With several Emmys and a Grammy (she is the third woman to win a Grammy for a Comedy Recording, along with Lily Tomlin and Whoopi Goldberg), Griffin is halfway to EGOT status, and she attempted to win a Tony in 2010 when she appeared in a limited 10-performance run of Kathy Griffin Wants a Tony on Broadway, an accomplishment she credited with “getting away with murder,” because she never officially obtained permission to use the word Tony.
“I was trying to win the limited run category, and they removed it that year because of me. They had it the previous year and Liza [Minnelli] won it. I remember watching the Tonys thinking, ‘Wait a minute. I’m going to do a limited run and win a Tony!’…That did not exactly work out.”
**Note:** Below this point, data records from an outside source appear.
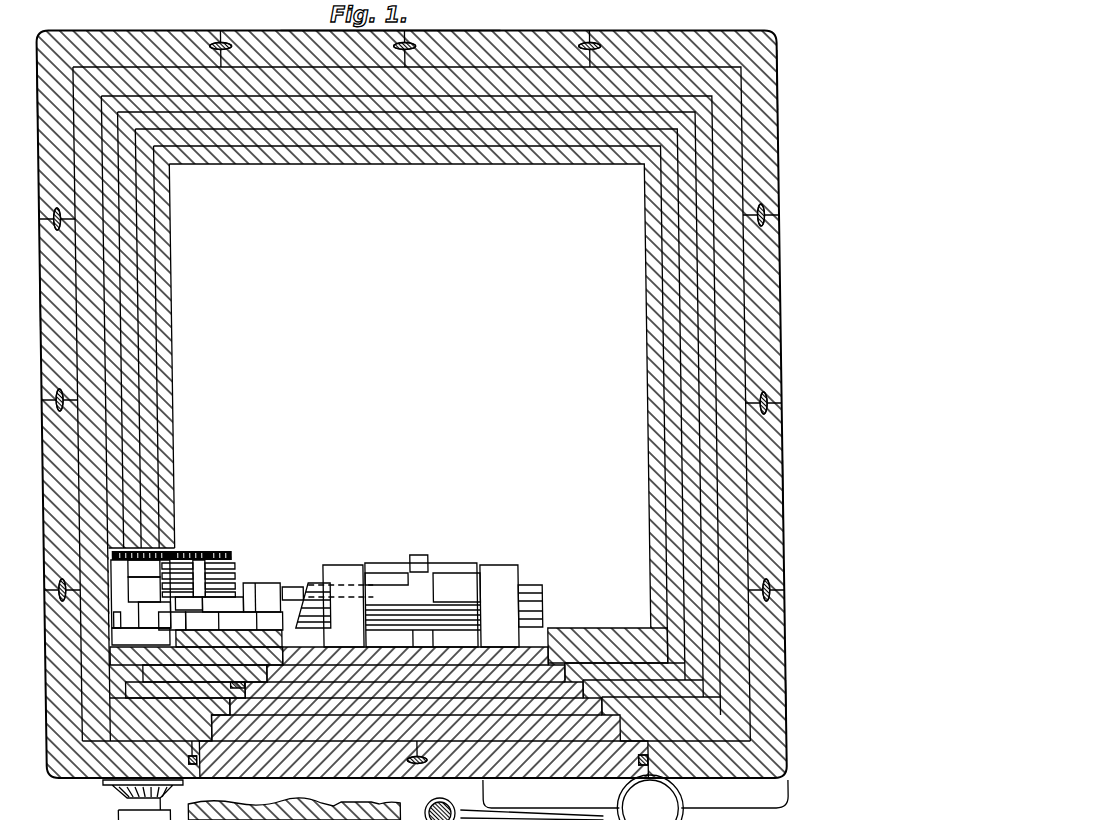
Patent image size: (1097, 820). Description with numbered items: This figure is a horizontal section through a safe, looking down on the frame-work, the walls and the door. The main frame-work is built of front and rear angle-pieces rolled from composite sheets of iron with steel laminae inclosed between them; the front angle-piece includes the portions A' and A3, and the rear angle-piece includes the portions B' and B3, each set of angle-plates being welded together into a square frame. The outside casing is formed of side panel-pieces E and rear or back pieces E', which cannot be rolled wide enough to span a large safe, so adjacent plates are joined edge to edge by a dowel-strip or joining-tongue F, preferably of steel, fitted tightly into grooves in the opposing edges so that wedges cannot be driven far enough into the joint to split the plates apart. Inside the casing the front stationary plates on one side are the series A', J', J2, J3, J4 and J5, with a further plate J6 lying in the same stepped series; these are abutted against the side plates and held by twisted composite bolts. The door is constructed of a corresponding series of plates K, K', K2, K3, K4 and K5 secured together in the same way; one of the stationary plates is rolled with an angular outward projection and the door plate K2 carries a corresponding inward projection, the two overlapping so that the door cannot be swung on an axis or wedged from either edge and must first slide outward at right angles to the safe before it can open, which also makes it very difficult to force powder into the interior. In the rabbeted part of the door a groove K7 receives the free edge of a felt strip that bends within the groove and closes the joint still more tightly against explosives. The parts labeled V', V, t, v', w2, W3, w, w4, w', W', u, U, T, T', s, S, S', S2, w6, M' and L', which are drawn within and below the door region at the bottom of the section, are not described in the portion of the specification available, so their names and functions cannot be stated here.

The front angle-piece portion A3 is at (47, 686).
The front angle-piece portion A' is at (805, 699).
The rear angle-piece portion B3 is at (37, 89).
The rear angle-piece portion B' is at (793, 80).
The side panel-piece E is at (28, 305).
The rear or back piece E' is at (546, 276).
The dowel-strip or joining-tongue F is at (770, 218).
The door plate K is at (423, 712).
The door plate K' is at (416, 729).
The door plate K2 is at (416, 715).
The door plate K3 is at (406, 689).
The door plate K4 is at (416, 672).
The door plate K5 is at (416, 655).
The door groove K7 is at (186, 762).
The front stationary plate J' is at (416, 728).
The front stationary plate J2 is at (415, 705).
The front stationary plate J3 is at (414, 688).
The front stationary plate J4 is at (414, 673).
The front stationary plate J5 is at (389, 647).
The telescoping section foot J6 is at (229, 637).
The rack bar V' is at (171, 541).
The gear plates V is at (195, 561).
The shaft t is at (203, 563).
The gear plates v' is at (234, 567).
The housing block w2 is at (141, 593).
The housing block W3 is at (144, 589).
The pin w is at (116, 612).
The housing block w4 is at (154, 615).
The slide block w' is at (185, 604).
The housing base W' is at (141, 637).
The slide u is at (172, 621).
The slide bar U is at (200, 623).
The bar T is at (222, 605).
The block T' is at (262, 589).
The lens holder s is at (292, 586).
The lens tube S is at (388, 606).
The lens support blocks S' is at (425, 595).
The lens box S2 is at (423, 601).
The foot w6 is at (149, 800).
The base member M' is at (396, 804).
The roller housing L' is at (636, 797).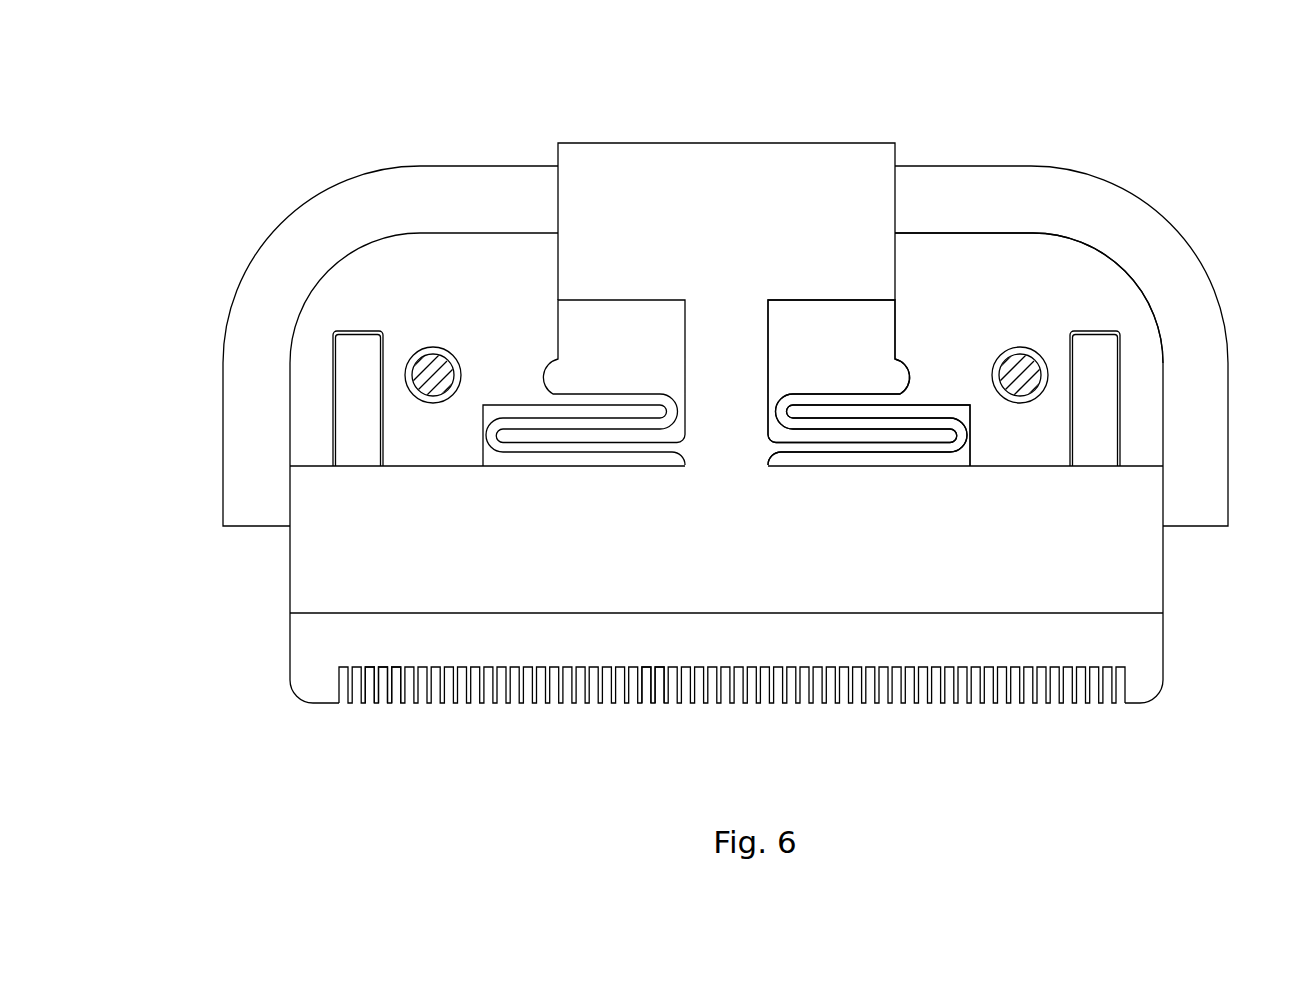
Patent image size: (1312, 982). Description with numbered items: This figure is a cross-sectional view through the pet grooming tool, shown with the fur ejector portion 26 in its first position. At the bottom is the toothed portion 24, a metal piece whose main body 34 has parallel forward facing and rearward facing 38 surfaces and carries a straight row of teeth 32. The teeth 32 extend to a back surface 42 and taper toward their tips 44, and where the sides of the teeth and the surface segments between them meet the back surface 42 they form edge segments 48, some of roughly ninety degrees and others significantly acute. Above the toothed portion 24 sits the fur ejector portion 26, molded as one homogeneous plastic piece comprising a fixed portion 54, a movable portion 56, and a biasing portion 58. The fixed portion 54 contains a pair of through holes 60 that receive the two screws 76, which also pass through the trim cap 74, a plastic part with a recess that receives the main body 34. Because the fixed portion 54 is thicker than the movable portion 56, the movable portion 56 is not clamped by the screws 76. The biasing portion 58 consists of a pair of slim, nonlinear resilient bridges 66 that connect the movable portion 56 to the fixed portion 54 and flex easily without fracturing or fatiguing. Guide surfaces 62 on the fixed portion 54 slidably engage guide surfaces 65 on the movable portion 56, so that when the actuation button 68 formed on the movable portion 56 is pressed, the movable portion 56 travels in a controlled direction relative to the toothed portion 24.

The toothed portion 24 is at (310, 637).
The fur ejector portion 26 is at (949, 247).
The teeth 32 is at (490, 698).
The main body 34 is at (873, 348).
The rearward facing surface 38 is at (873, 348).
The back surface 42 is at (1137, 635).
The tips 44 is at (652, 700).
The edge segments 48 is at (384, 682).
The fixed portion 54 is at (358, 283).
The movable portion 56 is at (400, 550).
The biasing portion 58 is at (635, 400).
The through holes 60 is at (430, 350).
The guide surfaces 62 is at (558, 257).
The guide surfaces 65 is at (556, 289).
The resilient bridges 66 is at (635, 400).
The actuation button 68 is at (729, 167).
The trim cap 74 is at (292, 267).
The screws 76 is at (420, 373).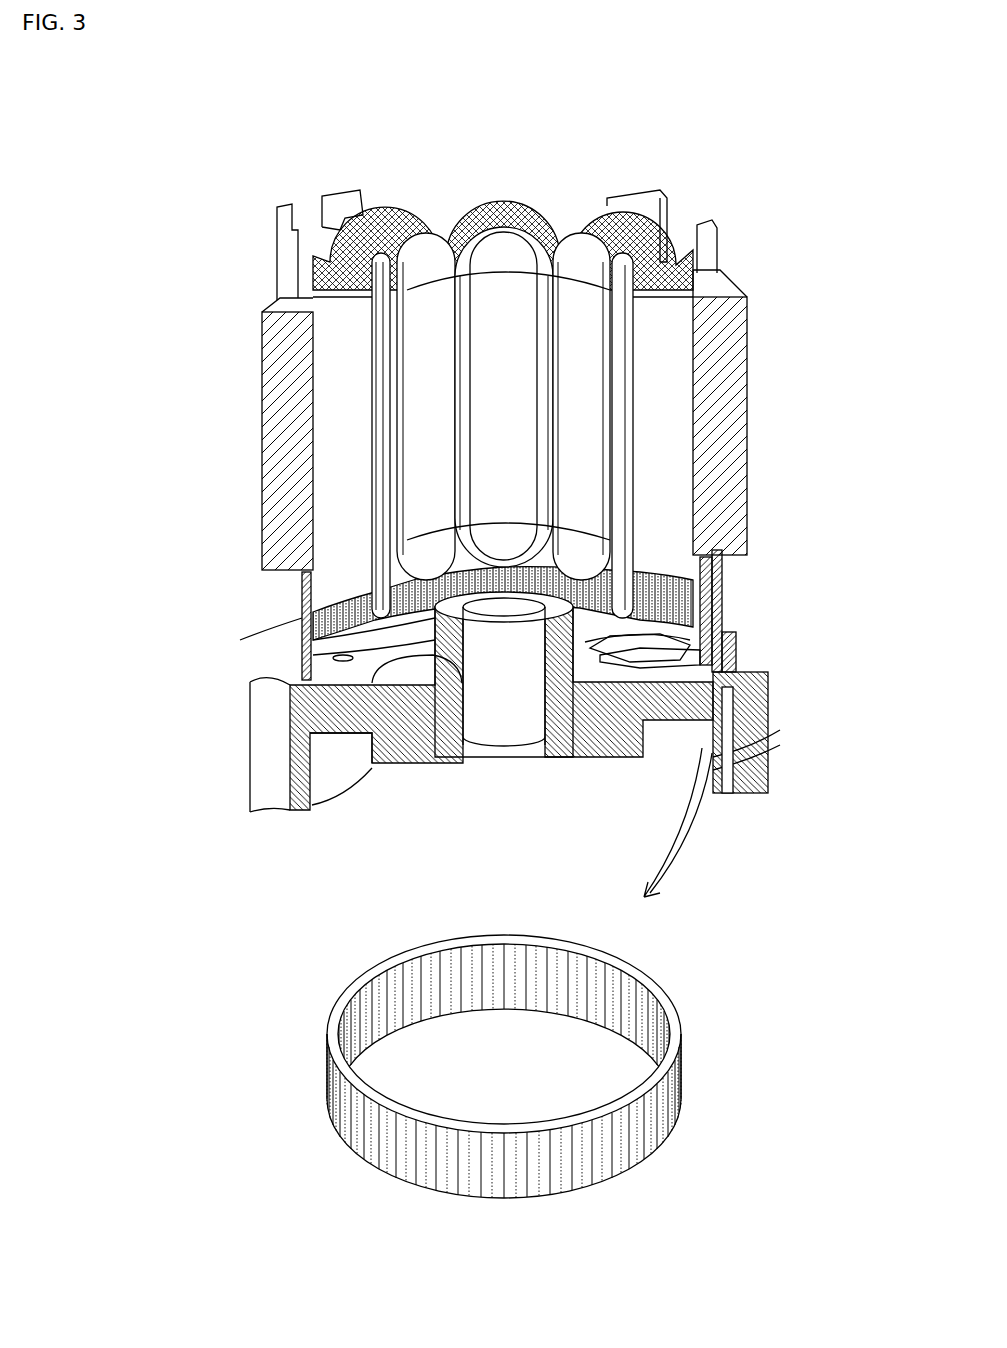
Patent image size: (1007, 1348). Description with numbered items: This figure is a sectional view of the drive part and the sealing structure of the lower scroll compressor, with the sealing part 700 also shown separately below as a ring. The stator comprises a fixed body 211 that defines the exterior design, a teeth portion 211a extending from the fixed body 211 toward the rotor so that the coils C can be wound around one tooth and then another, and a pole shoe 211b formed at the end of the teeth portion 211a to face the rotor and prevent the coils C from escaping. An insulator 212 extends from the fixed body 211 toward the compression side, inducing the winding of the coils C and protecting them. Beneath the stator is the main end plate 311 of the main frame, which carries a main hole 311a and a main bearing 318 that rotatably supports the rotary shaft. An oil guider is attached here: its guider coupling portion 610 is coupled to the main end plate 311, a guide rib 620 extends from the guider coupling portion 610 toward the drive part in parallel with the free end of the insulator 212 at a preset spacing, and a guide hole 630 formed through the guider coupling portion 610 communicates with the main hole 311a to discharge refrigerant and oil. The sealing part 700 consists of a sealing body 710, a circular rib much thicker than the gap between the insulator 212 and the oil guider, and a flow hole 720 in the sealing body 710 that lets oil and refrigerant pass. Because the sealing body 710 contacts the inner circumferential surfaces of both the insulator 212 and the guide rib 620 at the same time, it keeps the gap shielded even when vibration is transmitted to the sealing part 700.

The coils C is at (388, 215).
The fixed body 211 is at (275, 368).
The teeth portion 211a is at (328, 420).
The pole shoe 211b is at (385, 572).
The insulator 212 is at (722, 585).
The sealing part 700 is at (722, 618).
The sealing body 710 is at (305, 612).
The flow hole 720 is at (385, 632).
The main end plate 311 is at (297, 707).
The main hole 311a is at (610, 757).
The main bearing 318 is at (425, 765).
The guider coupling portion 610 is at (752, 700).
The guide rib 620 is at (736, 650).
The guide hole 630 is at (660, 705).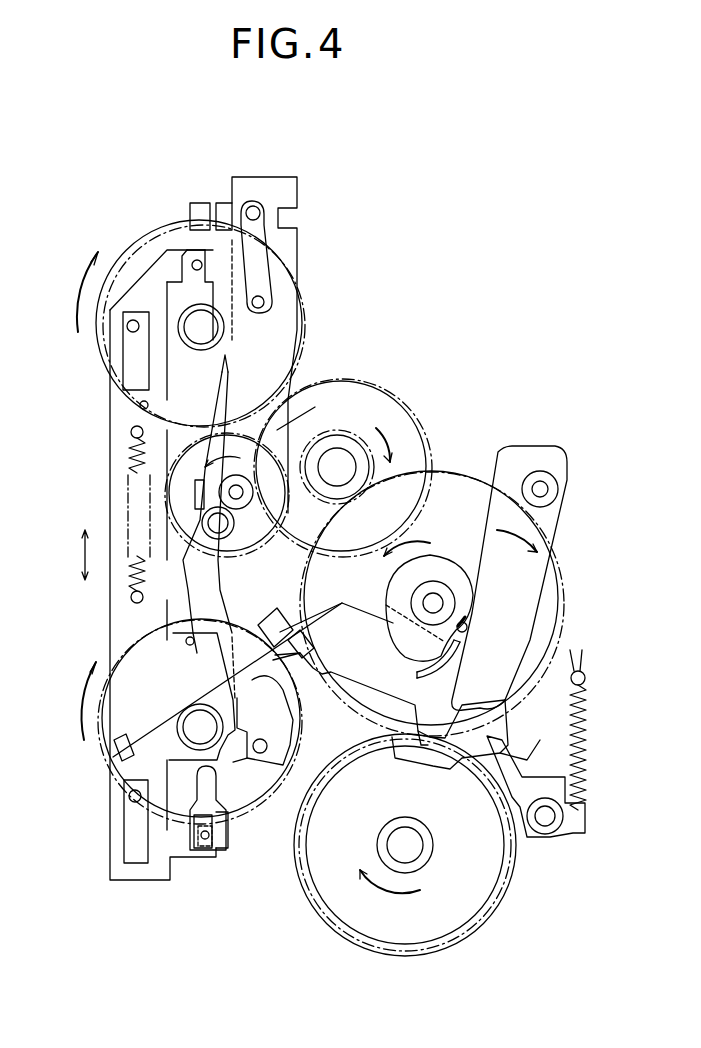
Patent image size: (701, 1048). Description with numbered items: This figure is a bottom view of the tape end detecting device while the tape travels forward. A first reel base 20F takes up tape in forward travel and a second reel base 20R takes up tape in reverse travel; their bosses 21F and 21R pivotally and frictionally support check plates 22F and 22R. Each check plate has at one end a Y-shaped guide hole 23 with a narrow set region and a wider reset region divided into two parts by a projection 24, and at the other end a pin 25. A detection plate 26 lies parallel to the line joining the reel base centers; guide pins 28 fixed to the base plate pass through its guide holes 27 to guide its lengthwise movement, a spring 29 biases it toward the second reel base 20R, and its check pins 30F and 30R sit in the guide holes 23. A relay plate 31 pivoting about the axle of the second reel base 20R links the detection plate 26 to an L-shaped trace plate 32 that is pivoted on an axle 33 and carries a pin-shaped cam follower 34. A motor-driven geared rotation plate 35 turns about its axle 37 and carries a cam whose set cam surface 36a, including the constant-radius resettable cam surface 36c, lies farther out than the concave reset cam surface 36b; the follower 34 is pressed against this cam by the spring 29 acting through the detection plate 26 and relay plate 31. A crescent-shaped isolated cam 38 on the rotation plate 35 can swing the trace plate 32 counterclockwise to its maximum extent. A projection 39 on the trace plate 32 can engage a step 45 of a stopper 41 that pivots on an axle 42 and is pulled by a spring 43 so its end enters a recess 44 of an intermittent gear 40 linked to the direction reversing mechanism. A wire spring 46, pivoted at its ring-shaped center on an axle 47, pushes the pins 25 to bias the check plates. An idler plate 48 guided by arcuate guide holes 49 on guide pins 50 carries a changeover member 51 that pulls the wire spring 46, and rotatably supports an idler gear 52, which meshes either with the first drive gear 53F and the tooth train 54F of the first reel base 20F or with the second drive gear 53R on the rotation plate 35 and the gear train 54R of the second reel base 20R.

The first reel base 20F is at (152, 222).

But Griffin remains confident in her future Broadway endeavors.
“I’m in some very preliminary talks with Gloria Estefan to play a young Cuban Gloria in On Your Feet! I know it’s a stretch. I might have to wear a wig. And I don’t speak a word of Spanish. I just asked her to think about it. I don’t want to give out any spoilers, but once she sees me at Carnegie, she’s probably going to fire whoever they hired… and at least offer me the role of Emilio.”